Gefahr durch Konter? Auch eine Freiburger Problemzone 

 

Nach der bisher miserablen Bilanz gegen Top-Teams empfängt Freiburg am Samstag das größte Schwergewicht. Auch gegen den FC Bayern wäre gefährliches Umschalten ein wertvolles Instrument. Doch das Kontern ist schon seit Jahren keine Stärke des SC – obwohl diese Saison die Voraussetzungen besser sind.

Gefährliches Umschalten würde auch gegen die Bayern helfen

Wenn man immer wieder im tiefen Block verteidigen muss – was in Duellen mit qualitativ besser besetzten Gegnern in der Regel gefordert ist – sollte man idealerweise aus schnellen Umschaltsituationen gefährlich werden. Das schaffte die Mannschaft von Julian Schuster zuletzt aber weder in Stuttgart (0:4), noch in Frankfurt (1:4).

Grundsätzlich zählt die Disziplin Konter nicht zu einem prägenden Stilmittel der Spielidee des Sport-Clubs. Auch in der zwölfeinhalbjährigen Ära Christian Streich taten sich die Breisgauer in den Spielen gegen die Top-Teams der Bundesliga überwiegend schwer. Was auch daran lag, dass sie bei schnellen Gegenstößen nur selten eine echte Bedrohung für den Gegner darstellten.

Nur zwei Kontertore: Frankfurt kommt auf zehn

Eine Ursache: Der SC beschäftigte selten Offensivkräfte mit einem hohen Top-Speed-Wert. Eine Ausnahme stellte eineinhalb Jahre lang Kevin Schade dar, bei dem die Kontrahenten fürchten mussten, dass er ihren Defensivkräften mit seinem Top-Wert von 36,37 km/h enteilt. Doch Schade war nicht immer einsatzbereit und nach seinem Abschied im Januar 2023 nach Brentford gab es wieder eineinhalb Jahre lang keinen sehr schnellen Profi in der Freiburger Angriffsabteilung. Die Kontergefährlichkeit insgesamt blieb gering.
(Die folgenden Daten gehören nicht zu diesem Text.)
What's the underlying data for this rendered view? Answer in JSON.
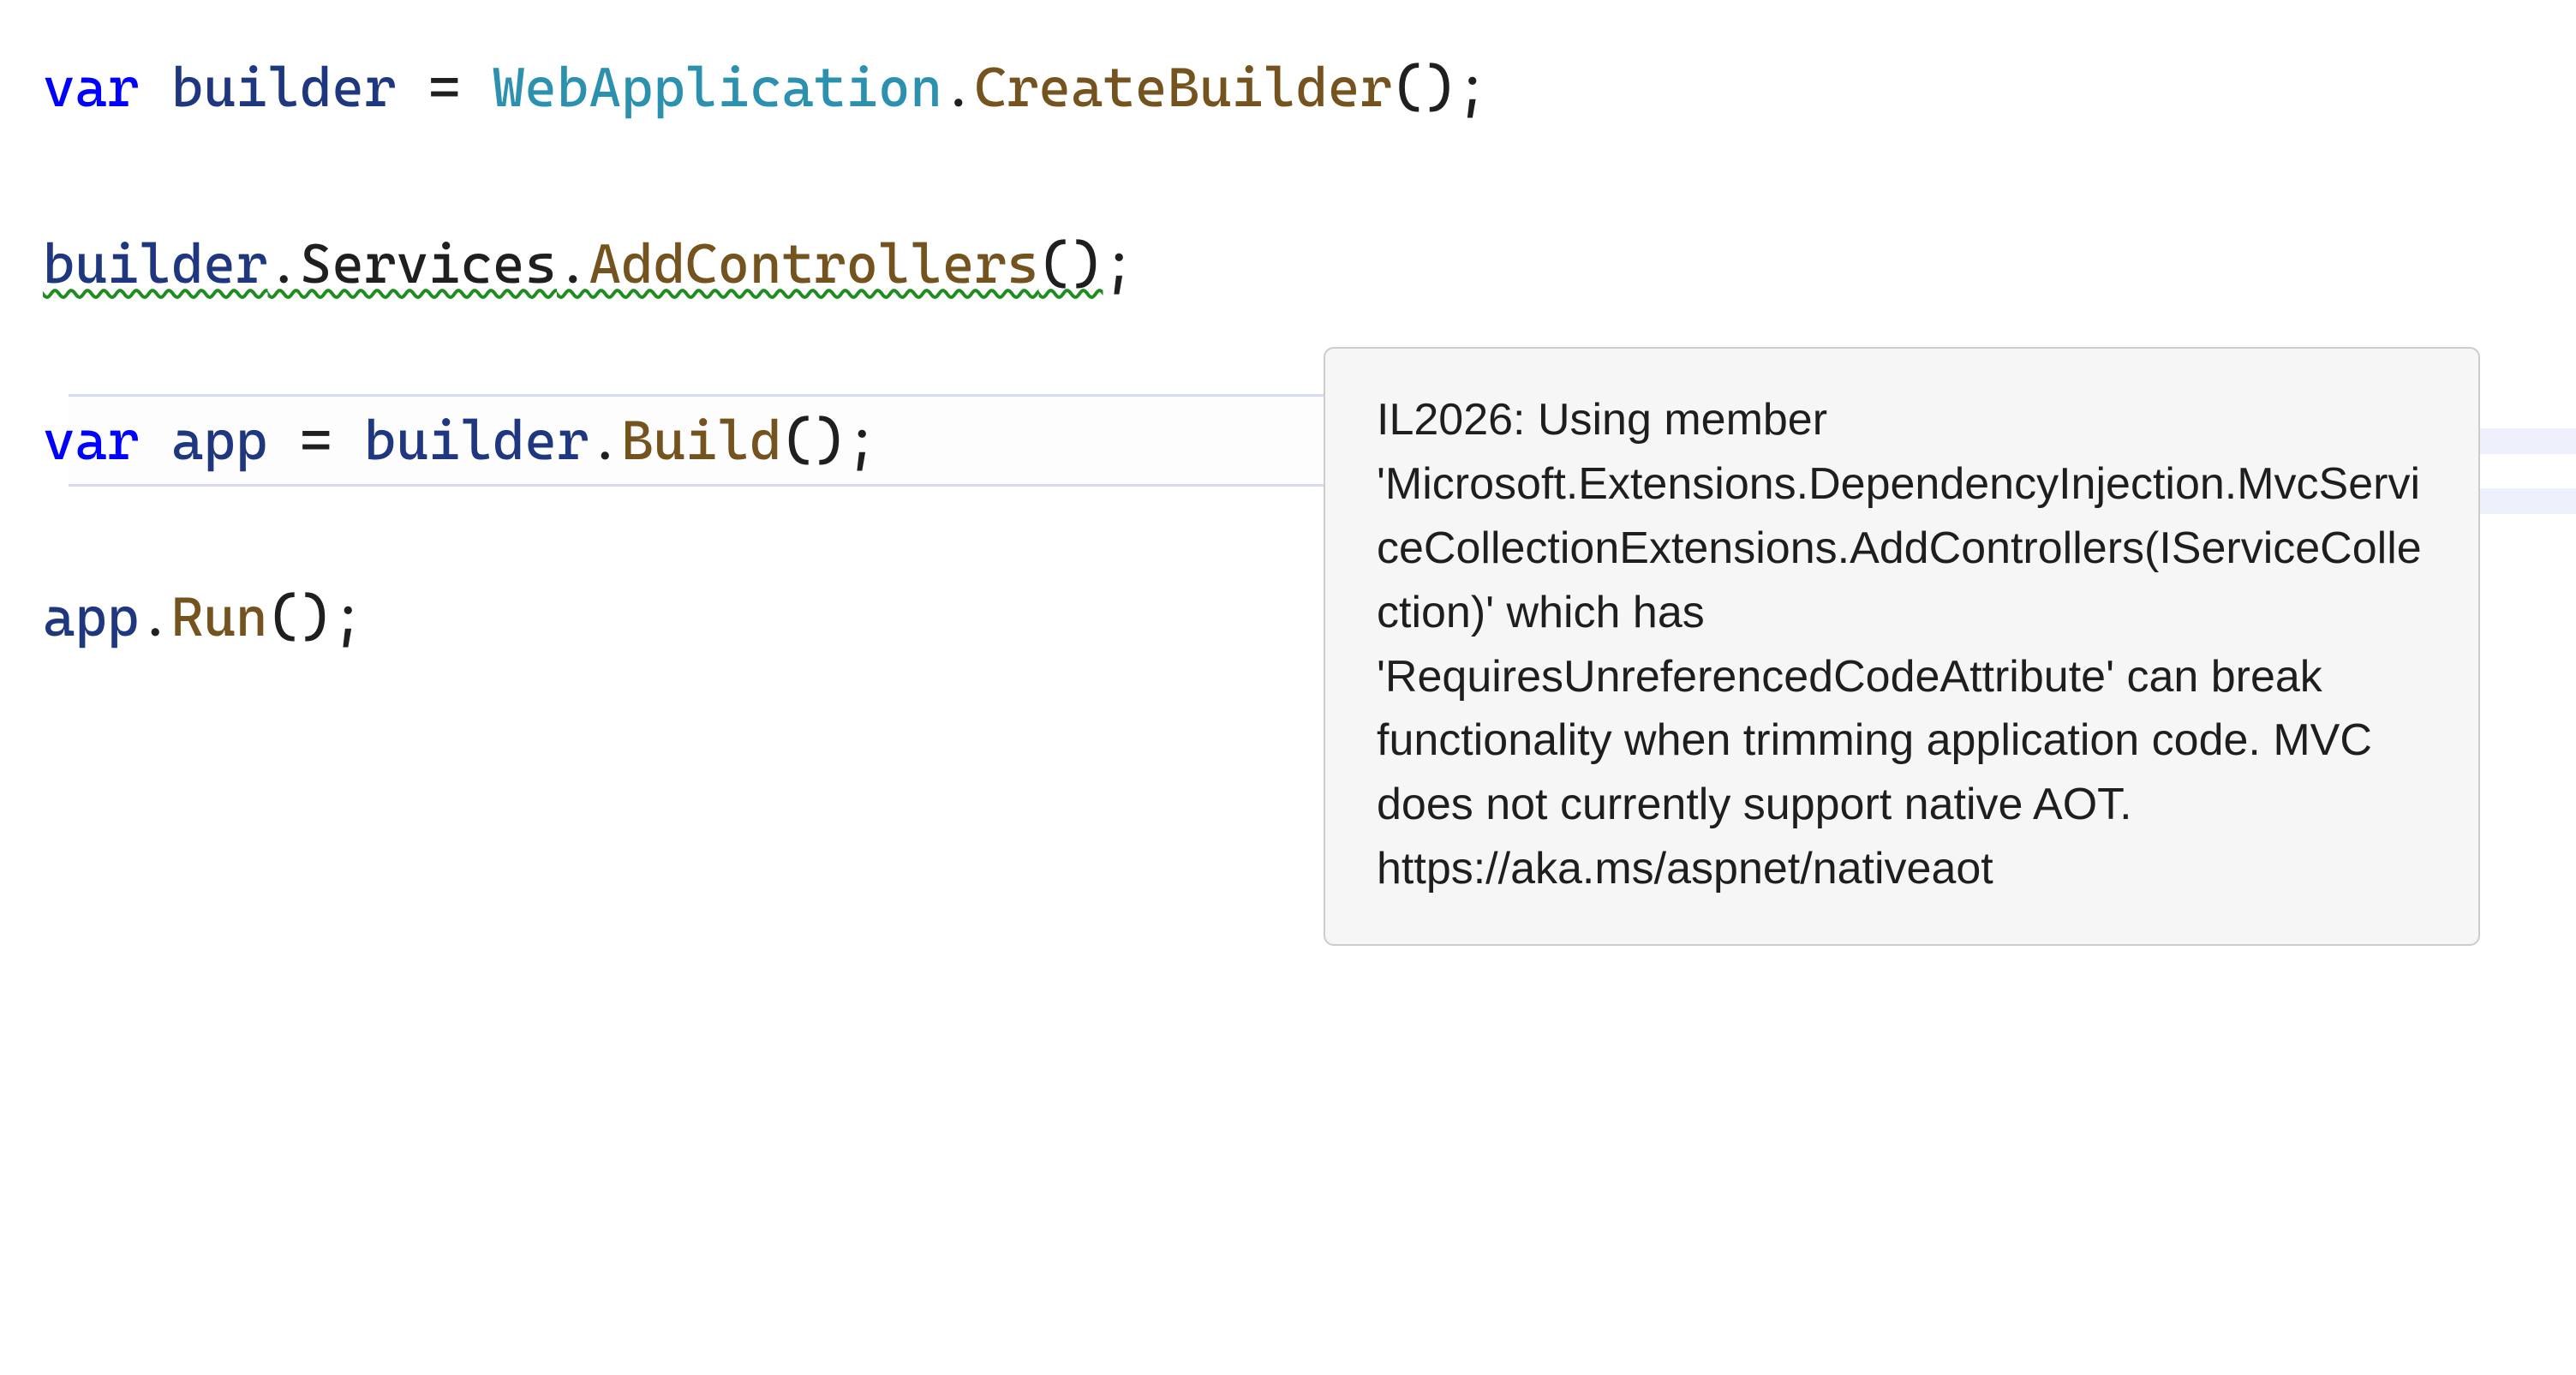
{
  "code": {
    "line1": {
      "kw_var": "var",
      "sp1": " ",
      "local_builder": "builder",
      "sp2": " ",
      "eq": "=",
      "sp3": " ",
      "type_WebApplication": "WebApplication",
      "dot1": ".",
      "method_CreateBuilder": "CreateBuilder",
      "parens_semi": "();"
    },
    "line2": {
      "local_builder": "builder",
      "dot1": ".",
      "prop_Services": "Services",
      "dot2": ".",
      "method_AddControllers": "AddControllers",
      "parens": "()",
      "semi": ";"
    },
    "line3": {
      "kw_var": "var",
      "sp1": " ",
      "local_app": "app",
      "sp2": " ",
      "eq": "=",
      "sp3": " ",
      "local_builder": "builder",
      "dot1": ".",
      "method_Build": "Build",
      "parens_semi": "();"
    },
    "line4": {
      "local_app": "app",
      "dot1": ".",
      "method_Run": "Run",
      "parens_semi": "();"
    }
  },
  "tooltip": {
    "text": "IL2026: Using member 'Microsoft.Extensions.DependencyInjection.MvcServiceCollectionExtensions.AddControllers(IServiceCollection)' which has 'RequiresUnreferencedCodeAttribute' can break functionality when trimming application code. MVC does not currently support native AOT. https://aka.ms/aspnet/nativeaot"
  },
  "colors": {
    "keyword": "#0000ff",
    "local": "#1f377f",
    "type": "#2b91af",
    "method": "#74531f",
    "squiggle": "#1e8c1e",
    "tooltip_bg": "#f6f6f6",
    "tooltip_border": "#cccccc"
  }
}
Und diese Saison? Zählt das Umschalten eher zu den aktuell nicht wenigen Problemzonen des SC. Nach 18 Spielen sind bisher erst zwei Kontertore bei den insgesamt 25 Treffern notiert. Nur Gladbach und Mainz haben bisher erst ein Tor nach einer offensiven Umschaltaktion erzielt. Eintracht Frankfurt, 17 Spiele lang angetrieben von Überflieger Omar Marmoush, kommt hingegen auf zehn Kontertore, Leverkusen als Zweiter in dieser Kategorie aus sieben.

Gute Voraussetzungen mit Abstrichen

Dabei sind zumindest die Speed-Voraussetzungen im SC-Kader so gut wie lange nicht oder womöglich noch nie. In Person von Eren Dinkci verpflichtete Freiburg im Sommer den zusammen mit Bayerns Alphonso Davies schnellsten Spieler der vergangenen Saison (36,41 km/h). Auch der dynamische, öfter in der Offensive nominierte Mittelfeldmann Merlin Röhl kann durch Tiefenläufe für Gefahr sorgen, sein Top-Speed lag vorige Saison bei 34,90 km/h.
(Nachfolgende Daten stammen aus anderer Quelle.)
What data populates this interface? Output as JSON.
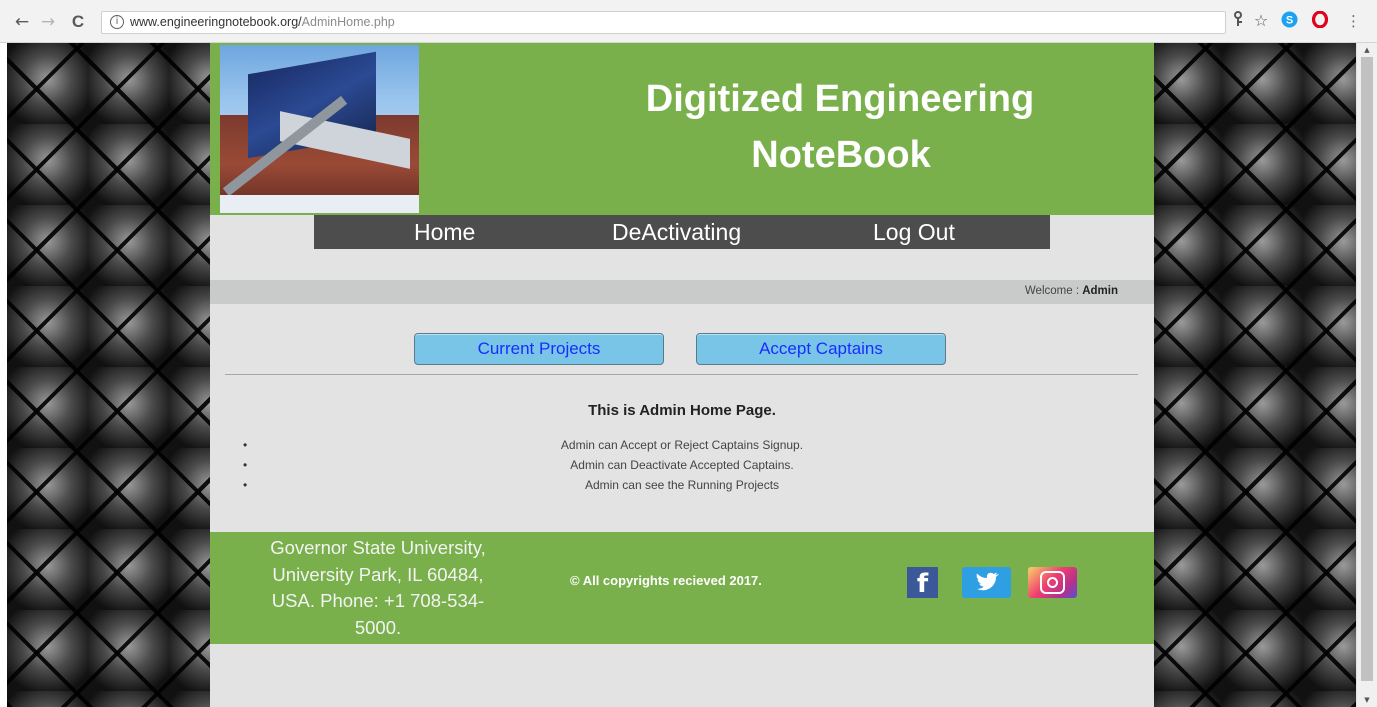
{
  "browser": {
    "back_glyph": "←",
    "forward_glyph": "→",
    "reload_glyph": "C",
    "info_glyph": "i",
    "url_host": "www.engineeringnotebook.org/",
    "url_path": "AdminHome.php",
    "icons": [
      "back-icon",
      "forward-icon",
      "reload-icon",
      "info-icon",
      "key-icon",
      "star-icon",
      "skype-icon",
      "opera-icon",
      "menu-icon"
    ]
  },
  "header": {
    "title_line1": "Digitized Engineering",
    "title_line2": "NoteBook"
  },
  "menu": {
    "items": [
      {
        "label": "Home"
      },
      {
        "label": "DeActivating"
      },
      {
        "label": "Log Out"
      }
    ]
  },
  "welcome": {
    "label": "Welcome : ",
    "user": "Admin"
  },
  "actions": {
    "current_projects": "Current Projects",
    "accept_captains": "Accept Captains"
  },
  "content": {
    "heading": "This is Admin Home Page.",
    "bullets": [
      "Admin can Accept or Reject Captains Signup.",
      "Admin can Deactivate Accepted Captains.",
      "Admin can see the Running Projects"
    ]
  },
  "footer": {
    "address_line1": "Governor State University,",
    "address_line2": "University Park, IL 60484,",
    "address_line3": "USA. Phone: +1 708-534-",
    "address_line4": "5000.",
    "copyright": "© All copyrights recieved 2017.",
    "social": [
      "facebook-icon",
      "twitter-icon",
      "instagram-icon"
    ]
  },
  "colors": {
    "header_green": "#79b04b",
    "menu_gray": "#4d4d4d",
    "button_blue": "#79c5e8",
    "button_text": "#1a2cff"
  }
}
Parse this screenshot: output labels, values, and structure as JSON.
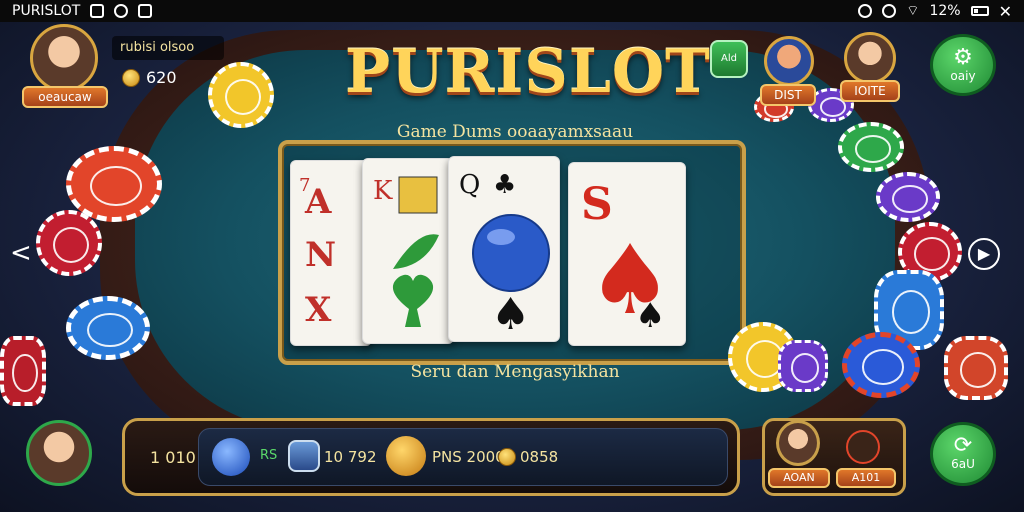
{
  "statusbar": {
    "app_name": "PURISLOT",
    "battery": "12%"
  },
  "game": {
    "logo": "PURISLOT",
    "subtitle": "Game Dums ooaayamxsaau",
    "tagline": "Seru dan Mengasyikhan"
  },
  "player": {
    "name": "rubisi olsoo",
    "coins": "620",
    "nameplate": "oeaucaw"
  },
  "ad_button": {
    "label": "Ald"
  },
  "opponents": [
    {
      "nameplate": "DIST"
    },
    {
      "nameplate": "IOITE"
    }
  ],
  "right_buttons": {
    "top_label": "oaiy",
    "bottom_label": "6aU"
  },
  "bottom_bar": {
    "level": "1 010",
    "stat_a": "RS",
    "stat_b": "10 792",
    "stat_c": "PNS 2000",
    "stat_d": "0858"
  },
  "bottom_right_panel": {
    "nameplate_left": "AOAN",
    "nameplate_right": "A101"
  },
  "colors": {
    "gold": "#c9a04a",
    "felt": "#145060",
    "logo": "#ffd45a",
    "green_button": "#2aa63e"
  },
  "icons": [
    "back-chevron-icon",
    "forward-play-icon",
    "coin-icon",
    "globe-icon",
    "pointer-icon"
  ]
}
Insgesamt befinden sich sogar sechs Freiburger in den ligaweiten Top 100 der Kategorie Top-Speed. So viele Profis wie bei Bayern und Leverkusen. Doch während bei der klassischen Ballbesitz-Mannschaft der Bayern (bisher drei Kontertore) in Person von Davies, Coman, Tel und Sané vier Spieler davon überwiegend offensiv agieren und bei Bayer drei (Frimpong, Tella, Adli), sind es beim SC nur Dinkci und Röhl.

Röhl und Dinkci bisher zu selten in Szene gesetzt

Hinzukommen Linksverteidiger Christian Günter, der außen in der Regel nicht so viel stürmt wie Davies oder Frimpong, die weiteren Verteidiger Jordy Makengo und Max Rosenfelder sowie Sechser Patrick Osterhage. Rechtsverteidiger Lukas Kübler, vorige Saison schnellster Freiburger mit 36,08 km/h (diese Saison 33,77 km/h) erweitert als flinker, aber auch überwiegend defensiv agierender Akteur diese Riege.
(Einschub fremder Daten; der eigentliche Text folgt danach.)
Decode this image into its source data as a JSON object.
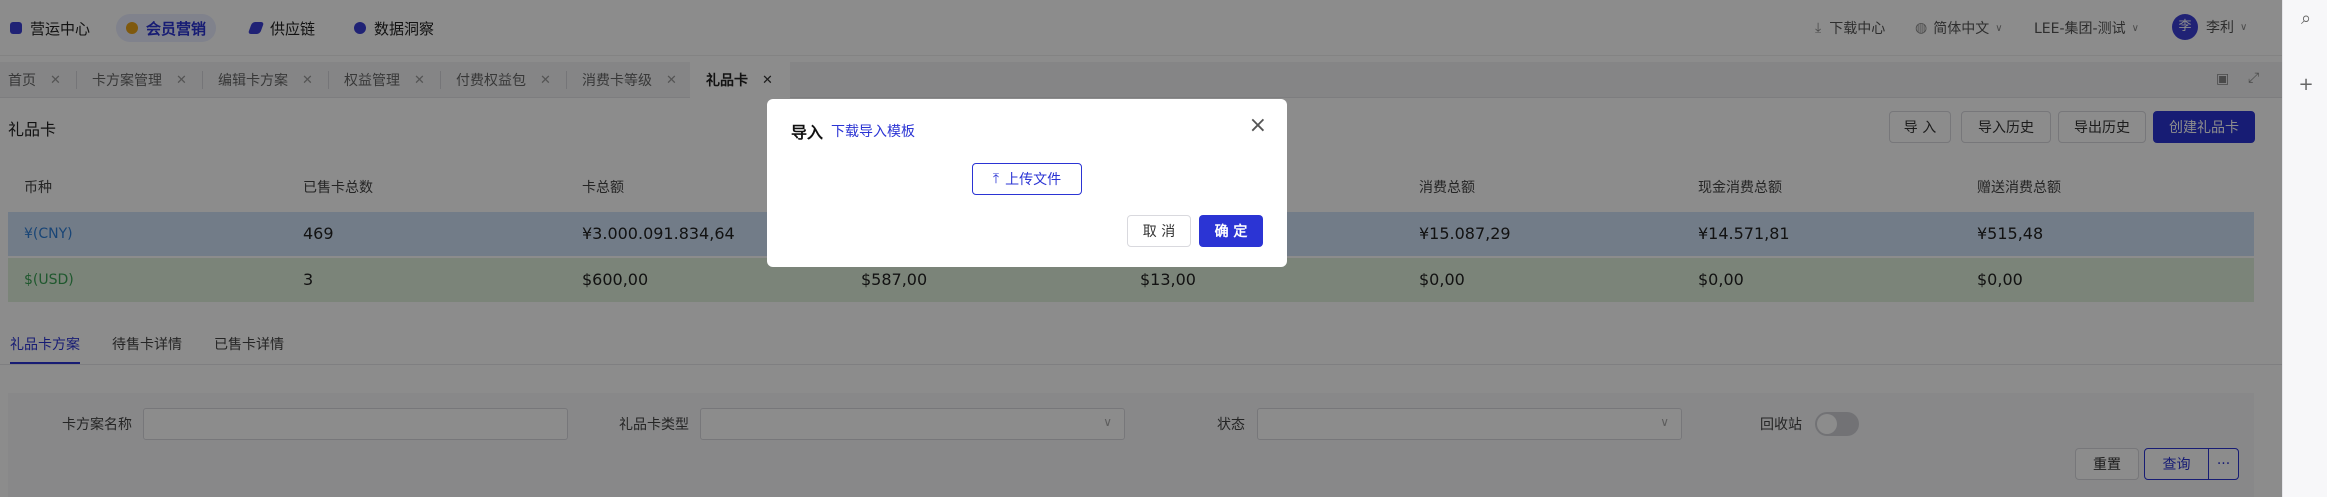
{
  "topnav": {
    "items": [
      {
        "label": "营运中心",
        "color": "#3b3fd6"
      },
      {
        "label": "会员营销",
        "color": "#e8a21a"
      },
      {
        "label": "供应链",
        "color": "#3b3fd6"
      },
      {
        "label": "数据洞察",
        "color": "#3b3fd6"
      }
    ],
    "download_center": "下载中心",
    "language": "简体中文",
    "org": "LEE-集团-测试",
    "user_avatar": "李",
    "user_name": "李利"
  },
  "tabs": [
    {
      "label": "首页"
    },
    {
      "label": "卡方案管理"
    },
    {
      "label": "编辑卡方案"
    },
    {
      "label": "权益管理"
    },
    {
      "label": "付费权益包"
    },
    {
      "label": "消费卡等级"
    },
    {
      "label": "礼品卡"
    }
  ],
  "page": {
    "title": "礼品卡",
    "buttons": {
      "import": "导 入",
      "import_history": "导入历史",
      "export_history": "导出历史",
      "create": "创建礼品卡"
    }
  },
  "summary": {
    "headers": [
      "币种",
      "已售卡总数",
      "卡总额",
      "",
      "",
      "消费总额",
      "现金消费总额",
      "赠送消费总额"
    ],
    "rows": [
      {
        "cells": [
          "¥(CNY)",
          "469",
          "¥3.000.091.834,64",
          "",
          "",
          "¥15.087,29",
          "¥14.571,81",
          "¥515,48"
        ],
        "bg": "#cfe2f7",
        "currency_color": "#2f7fd8"
      },
      {
        "cells": [
          "$(USD)",
          "3",
          "$600,00",
          "$587,00",
          "$13,00",
          "$0,00",
          "$0,00",
          "$0,00"
        ],
        "bg": "#e1f0dc",
        "currency_color": "#3aa155"
      }
    ]
  },
  "subtabs": [
    "礼品卡方案",
    "待售卡详情",
    "已售卡详情"
  ],
  "filter": {
    "name_label": "卡方案名称",
    "type_label": "礼品卡类型",
    "status_label": "状态",
    "recycle_label": "回收站",
    "reset": "重置",
    "search": "查询",
    "more": "···"
  },
  "modal": {
    "title": "导入",
    "template_link": "下载导入模板",
    "upload": "上传文件",
    "cancel": "取 消",
    "confirm": "确 定"
  }
}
Ein Knackpunkt ist, dass Röhl und Dinkci bisher zu selten in Positionen und Situationen für gefährliche Konter kommen. Röhl, in Frankfurt der offensivere Part der Doppelsechs und in Stuttgart Zehner, kann viel Raum in schneller Zeit auch aus der Tiefe kommend überbrücken. Wie beim seinem starken Solo-Tor vergangene Saison in Leipzig bewiesen. In dieser Saison zeigt er diese Qualität nach längerer Verletzungspause aber bisher zu selten.

Und Dinkci, der vorige Saison in Heidenheim als Rechtsaußen auch sein Tempo für eine gute Scorerbilanz nutzte (10 Tore/6 Assists in 33 Liga-Einsätzen), läuft beim SC fast ausschließlich als Zehner auf (0/3/14). Auch, weil in Dribbler Ritsu Doan ein anderer Spielertyp auf der rechten Bahn gesetzt ist. Dinkci hat auf der Zehn zwar zwischen den Linien immer wieder gute Aktionen, auch mit Ball, kann seinen Speed aber nur selten zur Geltung bringen.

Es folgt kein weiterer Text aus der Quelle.